These are my musings and observations on my daily life, loves and the laughter that are all a part of my experience of living now in the shires of England.

Monday, 3 January 2011

Greatest desires and greatest fears


If my greatest desire is to be known, why do I find myself hiding from those who want to know me?

I am lying to myself if I continue to hide – I don’t really want to be known.

If my greatest desire is to find a purpose in life, why don’t I start the search?

I am insincere about my desires if I do not begin to follow them.

If my greatest desire is to find someone to love me and understand me for who I am, why do I hold back from sharing who I am and what I think?

I will not get understanding if I don’t share some information about myself and how I work.


If my greatest fear is about being alone, why do I find myself hiding from those who want to know me?

I will fulfil my greatest fear if I continue to hide.

If my greatest fear is never realising my full potential, why do I find myself resisting opportunities to shine?

I will never grow or expand my brilliance if I continually reject the chances I encounter.

If my greatest fear is failure, is that why I never get started?

I will never know success or failure if I don’t try. I will never learn that failure is a growth and learning opportunity.



Sometimes I think that my greatest desire is ... desire and my greatest fear ... is fear.

Paradoxical? Possibly, but also true.

We all often desire things and are fearful that those desires will be fulfilled because ... what will we do then? Start to desire something else? And never reach a state of satisfaction?
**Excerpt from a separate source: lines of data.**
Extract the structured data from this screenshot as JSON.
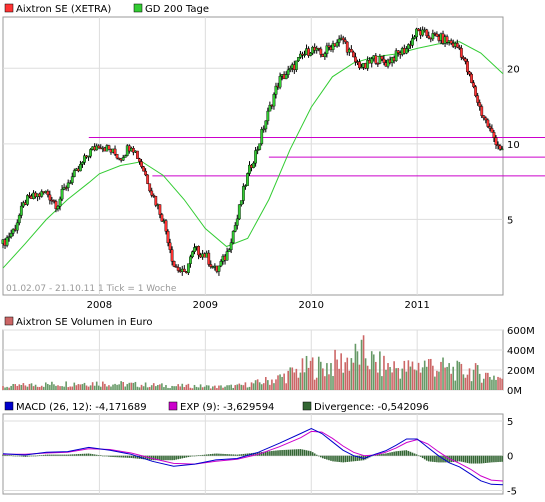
{
  "chart_data": [
    {
      "type": "candlestick",
      "panel": "price",
      "legend": [
        {
          "label": "Aixtron SE (XETRA)",
          "color": "#ff3333"
        },
        {
          "label": "GD 200 Tage",
          "color": "#33cc33"
        }
      ],
      "scale": "log",
      "ylim": [
        2.5,
        32
      ],
      "yticks": [
        "20",
        "10",
        "5"
      ],
      "ytick_values": [
        20,
        10,
        5
      ],
      "xticks": [
        "2008",
        "2009",
        "2010",
        "2011"
      ],
      "xtick_values": [
        2008,
        2009,
        2010,
        2011
      ],
      "xlim": [
        2007.09,
        2011.81
      ],
      "footnote": "01.02.07 - 21.10.11   1 Tick = 1 Woche",
      "hlines": [
        10.6,
        8.85,
        7.45
      ],
      "hline_color": "#cc00cc",
      "price_series": {
        "x": [
          2007.09,
          2007.2,
          2007.3,
          2007.4,
          2007.5,
          2007.6,
          2007.7,
          2007.8,
          2007.9,
          2008.0,
          2008.1,
          2008.2,
          2008.3,
          2008.4,
          2008.5,
          2008.6,
          2008.7,
          2008.8,
          2008.9,
          2009.0,
          2009.1,
          2009.2,
          2009.3,
          2009.4,
          2009.5,
          2009.6,
          2009.7,
          2009.8,
          2009.9,
          2010.0,
          2010.1,
          2010.2,
          2010.3,
          2010.4,
          2010.5,
          2010.6,
          2010.7,
          2010.8,
          2010.9,
          2011.0,
          2011.1,
          2011.2,
          2011.3,
          2011.4,
          2011.5,
          2011.6,
          2011.7,
          2011.81
        ],
        "y": [
          4.0,
          4.6,
          5.9,
          6.2,
          6.4,
          5.7,
          7.0,
          7.8,
          9.2,
          10.0,
          9.4,
          8.8,
          10.0,
          8.2,
          6.3,
          5.0,
          3.3,
          3.0,
          3.8,
          3.6,
          3.1,
          3.6,
          5.0,
          7.5,
          9.8,
          13.5,
          18.0,
          19.5,
          22.0,
          24.0,
          22.5,
          25.0,
          26.0,
          21.5,
          20.0,
          22.0,
          21.0,
          22.5,
          24.0,
          28.0,
          27.0,
          26.5,
          25.5,
          24.0,
          18.0,
          13.5,
          11.0,
          9.2
        ]
      },
      "ma_series": {
        "x": [
          2007.09,
          2007.3,
          2007.5,
          2007.7,
          2007.9,
          2008.0,
          2008.2,
          2008.4,
          2008.6,
          2008.8,
          2009.0,
          2009.2,
          2009.4,
          2009.6,
          2009.8,
          2010.0,
          2010.2,
          2010.4,
          2010.6,
          2010.8,
          2011.0,
          2011.2,
          2011.4,
          2011.6,
          2011.81
        ],
        "y": [
          3.2,
          4.0,
          5.0,
          6.0,
          7.0,
          7.6,
          8.2,
          8.5,
          7.5,
          6.0,
          4.6,
          3.9,
          4.2,
          6.0,
          9.5,
          14.0,
          18.5,
          21.0,
          22.2,
          22.8,
          24.0,
          25.0,
          25.5,
          23.0,
          19.0
        ]
      }
    },
    {
      "type": "bar",
      "panel": "volume",
      "legend": [
        {
          "label": "Aixtron SE Volumen in Euro",
          "color": "#cc6666"
        }
      ],
      "yticks": [
        "600M",
        "400M",
        "200M",
        "0M"
      ],
      "ytick_values": [
        600,
        400,
        200,
        0
      ],
      "ylim": [
        0,
        600
      ],
      "unit": "M EUR",
      "series": {
        "x": [
          2007.1,
          2007.3,
          2007.5,
          2007.7,
          2007.9,
          2008.1,
          2008.3,
          2008.5,
          2008.7,
          2008.9,
          2009.1,
          2009.3,
          2009.5,
          2009.7,
          2009.9,
          2010.0,
          2010.1,
          2010.2,
          2010.3,
          2010.4,
          2010.5,
          2010.6,
          2010.7,
          2010.8,
          2010.9,
          2011.0,
          2011.1,
          2011.2,
          2011.3,
          2011.4,
          2011.5,
          2011.6,
          2011.7,
          2011.8
        ],
        "values": [
          40,
          60,
          70,
          80,
          90,
          80,
          70,
          60,
          50,
          50,
          40,
          50,
          90,
          150,
          250,
          300,
          280,
          320,
          350,
          400,
          450,
          320,
          300,
          280,
          260,
          300,
          330,
          280,
          260,
          230,
          240,
          200,
          180,
          150
        ]
      }
    },
    {
      "type": "line",
      "panel": "macd",
      "legend": [
        {
          "label": "MACD (26, 12): -4,171689",
          "color": "#0000cc"
        },
        {
          "label": "EXP (9): -3,629594",
          "color": "#cc00cc"
        },
        {
          "label": "Divergence: -0,542096",
          "color": "#336633"
        }
      ],
      "yticks": [
        "5",
        "0",
        "-5"
      ],
      "ytick_values": [
        5,
        0,
        -5
      ],
      "ylim": [
        -5.5,
        6
      ],
      "macd": {
        "x": [
          2007.09,
          2007.3,
          2007.5,
          2007.7,
          2007.9,
          2008.1,
          2008.3,
          2008.5,
          2008.7,
          2008.9,
          2009.1,
          2009.3,
          2009.5,
          2009.7,
          2009.9,
          2010.0,
          2010.1,
          2010.2,
          2010.3,
          2010.4,
          2010.5,
          2010.6,
          2010.7,
          2010.8,
          2010.9,
          2011.0,
          2011.1,
          2011.2,
          2011.3,
          2011.4,
          2011.5,
          2011.6,
          2011.7,
          2011.81
        ],
        "y": [
          0.3,
          0.1,
          0.5,
          0.6,
          1.2,
          0.8,
          0.2,
          -0.8,
          -1.5,
          -1.2,
          -0.6,
          -0.4,
          0.5,
          1.8,
          3.2,
          3.9,
          3.2,
          2.0,
          0.8,
          0.0,
          -0.4,
          0.2,
          0.7,
          1.5,
          2.4,
          2.4,
          1.2,
          0.0,
          -1.0,
          -1.6,
          -2.6,
          -3.6,
          -4.1,
          -4.17
        ]
      },
      "signal": {
        "x": [
          2007.09,
          2007.3,
          2007.5,
          2007.7,
          2007.9,
          2008.1,
          2008.3,
          2008.5,
          2008.7,
          2008.9,
          2009.1,
          2009.3,
          2009.5,
          2009.7,
          2009.9,
          2010.0,
          2010.1,
          2010.2,
          2010.3,
          2010.4,
          2010.5,
          2010.6,
          2010.7,
          2010.8,
          2010.9,
          2011.0,
          2011.1,
          2011.2,
          2011.3,
          2011.4,
          2011.5,
          2011.6,
          2011.7,
          2011.81
        ],
        "y": [
          0.2,
          0.2,
          0.4,
          0.5,
          1.0,
          0.9,
          0.4,
          -0.4,
          -1.1,
          -1.2,
          -0.8,
          -0.5,
          0.2,
          1.3,
          2.6,
          3.5,
          3.4,
          2.5,
          1.4,
          0.5,
          0.0,
          0.1,
          0.5,
          1.1,
          1.9,
          2.3,
          1.7,
          0.6,
          -0.4,
          -1.1,
          -1.9,
          -2.9,
          -3.5,
          -3.63
        ]
      }
    }
  ]
}
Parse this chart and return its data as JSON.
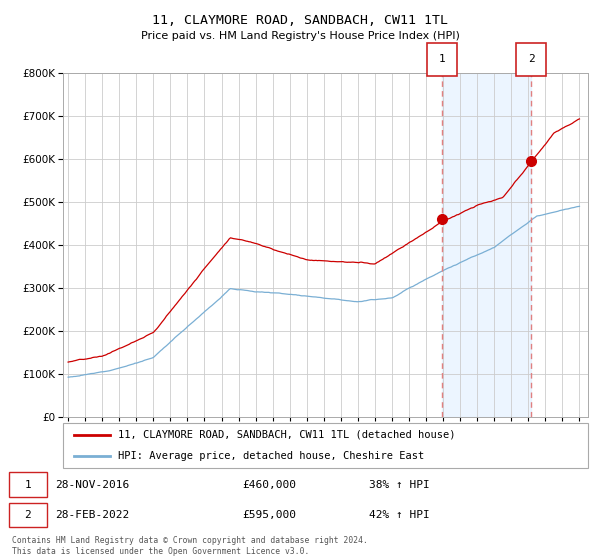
{
  "title": "11, CLAYMORE ROAD, SANDBACH, CW11 1TL",
  "subtitle": "Price paid vs. HM Land Registry's House Price Index (HPI)",
  "legend_line1": "11, CLAYMORE ROAD, SANDBACH, CW11 1TL (detached house)",
  "legend_line2": "HPI: Average price, detached house, Cheshire East",
  "ann1_label": "1",
  "ann1_date": "28-NOV-2016",
  "ann1_price": "£460,000",
  "ann1_pct": "38% ↑ HPI",
  "ann2_label": "2",
  "ann2_date": "28-FEB-2022",
  "ann2_price": "£595,000",
  "ann2_pct": "42% ↑ HPI",
  "footer": "Contains HM Land Registry data © Crown copyright and database right 2024.\nThis data is licensed under the Open Government Licence v3.0.",
  "red_color": "#cc0000",
  "blue_color": "#7aafd4",
  "bg_shaded": "#ddeeff",
  "vline_color": "#e08080",
  "grid_color": "#cccccc",
  "ylim": [
    0,
    800000
  ],
  "xlim_left": 1994.7,
  "xlim_right": 2025.5,
  "marker1_x": 2016.92,
  "marker1_y": 460000,
  "marker2_x": 2022.17,
  "marker2_y": 595000,
  "seed": 12
}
Maybe we are comfortable with the concept of desire as an abstract theory not an actual reality. Therefore we desire desire and fear fear thus keeping them both at a safe distance from impacting on our lives.

At the same time we get a taste of fulfilment from the desire and a keen sense of the fear also keeps us alert.

Obtaining the things we desire can give us a sense of being out of control. By denying self we may believe we have desire controlled. Desire makes us feel helpless.

I think that because we fear losing our comfortable unfulfilled states of desire we never fully embrace the brilliant reality of having the desire satisfied. We become static.

We remain in self-fulfilling prophecies of continual unsatisfied desire and perpetual foreboding fear.

I am moving out of Static City ...

I’m leaving fear behind and moving on into desire. It feels good.